Il “mito” dell’accesso alla Rete, a lungo entusiasticamente celebrato come paradigma simbolico della “rivoluzione digitale” per descrivere il nuovo status di cittadini globali che affermano con l’avvento della società virtuale ICT, non ha consentito di mettere a fuoco, da subito e con consapevolezza, gli effetti indesiderati generati proprio dalla capacità di produrre, diffondere e condividere informazioni, senza costi e sforzi significativi per tutti.

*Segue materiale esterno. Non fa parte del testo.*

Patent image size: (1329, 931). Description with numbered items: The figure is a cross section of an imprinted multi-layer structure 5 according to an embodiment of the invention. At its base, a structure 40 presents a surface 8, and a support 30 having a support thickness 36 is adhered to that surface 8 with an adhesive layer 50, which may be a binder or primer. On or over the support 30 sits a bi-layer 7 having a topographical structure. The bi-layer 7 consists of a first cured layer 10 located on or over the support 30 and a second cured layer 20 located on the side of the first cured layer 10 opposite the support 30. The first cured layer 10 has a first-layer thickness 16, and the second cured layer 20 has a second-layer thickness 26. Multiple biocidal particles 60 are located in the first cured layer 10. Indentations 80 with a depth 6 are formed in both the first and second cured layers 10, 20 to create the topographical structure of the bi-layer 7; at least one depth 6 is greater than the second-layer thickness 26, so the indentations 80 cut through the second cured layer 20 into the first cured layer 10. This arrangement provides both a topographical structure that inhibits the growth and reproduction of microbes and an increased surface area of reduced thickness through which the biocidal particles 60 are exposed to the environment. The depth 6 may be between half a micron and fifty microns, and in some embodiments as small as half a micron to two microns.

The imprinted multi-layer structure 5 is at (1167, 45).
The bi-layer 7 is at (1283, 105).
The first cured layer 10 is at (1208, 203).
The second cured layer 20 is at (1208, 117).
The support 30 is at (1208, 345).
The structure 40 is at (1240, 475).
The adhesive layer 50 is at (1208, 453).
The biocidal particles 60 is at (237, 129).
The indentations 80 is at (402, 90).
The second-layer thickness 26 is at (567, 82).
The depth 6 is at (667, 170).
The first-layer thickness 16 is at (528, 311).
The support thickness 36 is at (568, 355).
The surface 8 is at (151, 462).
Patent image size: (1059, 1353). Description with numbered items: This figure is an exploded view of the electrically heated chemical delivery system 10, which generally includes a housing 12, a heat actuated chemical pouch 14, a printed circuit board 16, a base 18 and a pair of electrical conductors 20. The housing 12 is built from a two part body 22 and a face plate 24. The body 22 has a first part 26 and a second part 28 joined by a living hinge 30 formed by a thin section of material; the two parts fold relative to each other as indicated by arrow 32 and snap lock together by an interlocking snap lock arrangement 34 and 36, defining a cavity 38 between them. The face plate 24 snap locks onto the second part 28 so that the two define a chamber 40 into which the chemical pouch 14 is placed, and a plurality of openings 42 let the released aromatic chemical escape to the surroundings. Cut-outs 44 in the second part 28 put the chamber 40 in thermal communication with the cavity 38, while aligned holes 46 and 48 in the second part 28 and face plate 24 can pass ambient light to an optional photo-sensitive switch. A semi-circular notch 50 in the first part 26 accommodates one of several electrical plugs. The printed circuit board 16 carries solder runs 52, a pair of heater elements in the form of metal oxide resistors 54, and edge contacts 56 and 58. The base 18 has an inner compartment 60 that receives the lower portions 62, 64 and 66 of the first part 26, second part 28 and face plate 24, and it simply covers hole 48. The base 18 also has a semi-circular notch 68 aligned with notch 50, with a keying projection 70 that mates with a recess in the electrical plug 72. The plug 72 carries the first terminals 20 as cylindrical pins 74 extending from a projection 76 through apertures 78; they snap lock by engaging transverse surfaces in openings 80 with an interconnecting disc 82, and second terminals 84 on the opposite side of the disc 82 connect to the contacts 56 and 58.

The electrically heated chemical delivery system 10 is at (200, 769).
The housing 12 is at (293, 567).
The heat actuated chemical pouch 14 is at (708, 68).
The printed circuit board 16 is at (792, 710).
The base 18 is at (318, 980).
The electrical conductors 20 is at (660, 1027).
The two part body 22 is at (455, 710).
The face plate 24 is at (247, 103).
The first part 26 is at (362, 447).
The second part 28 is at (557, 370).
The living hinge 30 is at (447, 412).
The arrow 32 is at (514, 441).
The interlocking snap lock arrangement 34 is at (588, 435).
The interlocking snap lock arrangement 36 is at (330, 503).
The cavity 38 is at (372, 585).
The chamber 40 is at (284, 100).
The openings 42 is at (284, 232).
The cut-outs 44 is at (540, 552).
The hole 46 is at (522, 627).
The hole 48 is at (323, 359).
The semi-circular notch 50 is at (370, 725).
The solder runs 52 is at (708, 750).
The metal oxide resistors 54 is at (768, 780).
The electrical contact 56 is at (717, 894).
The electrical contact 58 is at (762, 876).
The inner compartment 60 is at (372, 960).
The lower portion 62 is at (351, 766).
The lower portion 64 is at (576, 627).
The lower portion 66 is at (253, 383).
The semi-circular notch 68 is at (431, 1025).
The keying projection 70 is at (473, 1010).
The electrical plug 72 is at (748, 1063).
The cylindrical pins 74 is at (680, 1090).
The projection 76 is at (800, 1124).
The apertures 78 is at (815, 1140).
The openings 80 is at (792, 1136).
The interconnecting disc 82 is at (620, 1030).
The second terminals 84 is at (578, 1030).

Il modello “user-generated content” ha esaltato il “crisma” dell’informazione interattiva bidirezionale, orizzontale e partecipativa, consacrando, senza troppe preoccupazioni, il nuovo “potere” diffuso degli utenti in nome della conoscenza condivisa come bene comune fruibile a tutti, convinti del valore assoluto dell’abbondanza come parametro quantitativo su cui basare l’incondizionato miglioramento dello “status quo”, anche sulla spunta ottimistica di una rivitalizzazione dei processi democratici esistenti grazie alla centralità delle “agorà telematiche”.

Erano queste, senza dubbio, le premesse che hanno spinto i creatori di Internet a progettare la Rete, come spazio interoperabile, decentrato e distribuito di discussione e condivisione tra gli utenti, senza finalità di monetizzazione, evitando lo sfruttamento monopolistico dell’infrastruttura realizzabile grazie a rendite di posizioni che avrebbero determinato ingenti profitti limiti ai creatori di Internet.

Tuttavia, proprio in assenza di un controllo centrale sin dall’origine previsto nella gestione della Rete, mettendosi in secondo piano la vocazione democratica di libertà di cui la Rete si è fatta tradizionalmente portatrice, si sono progressivamente consolidate nel cyberspazio le numerose “insidie” legate al “lato oscuro” di Internet nell’ambito di una negativa metamorfosi degenerativa che ha provocato lo sviluppo di tecniche di manipolazione, sistemi di tracciamento, diffusione di fake news istigatrici di violenza e odio, aggravate dall’accentuata dimensione anarchica del mezzo difficilmente regolabile secondo i tradizionali regimi della responsabilità,

Il problema della distruzione totale delle informazioni digitali

La “damnatio memoriae” non risparmia neppure l’archivio giuridico dell’ultimo decennio, compresi i relativi link, creato dalla Corte Suprema Americana, al pari della piattaforma “Yahoo answer” che ha progressivamente accumulato domande e risposte su svariati temi e focus condivisi dagli utenti.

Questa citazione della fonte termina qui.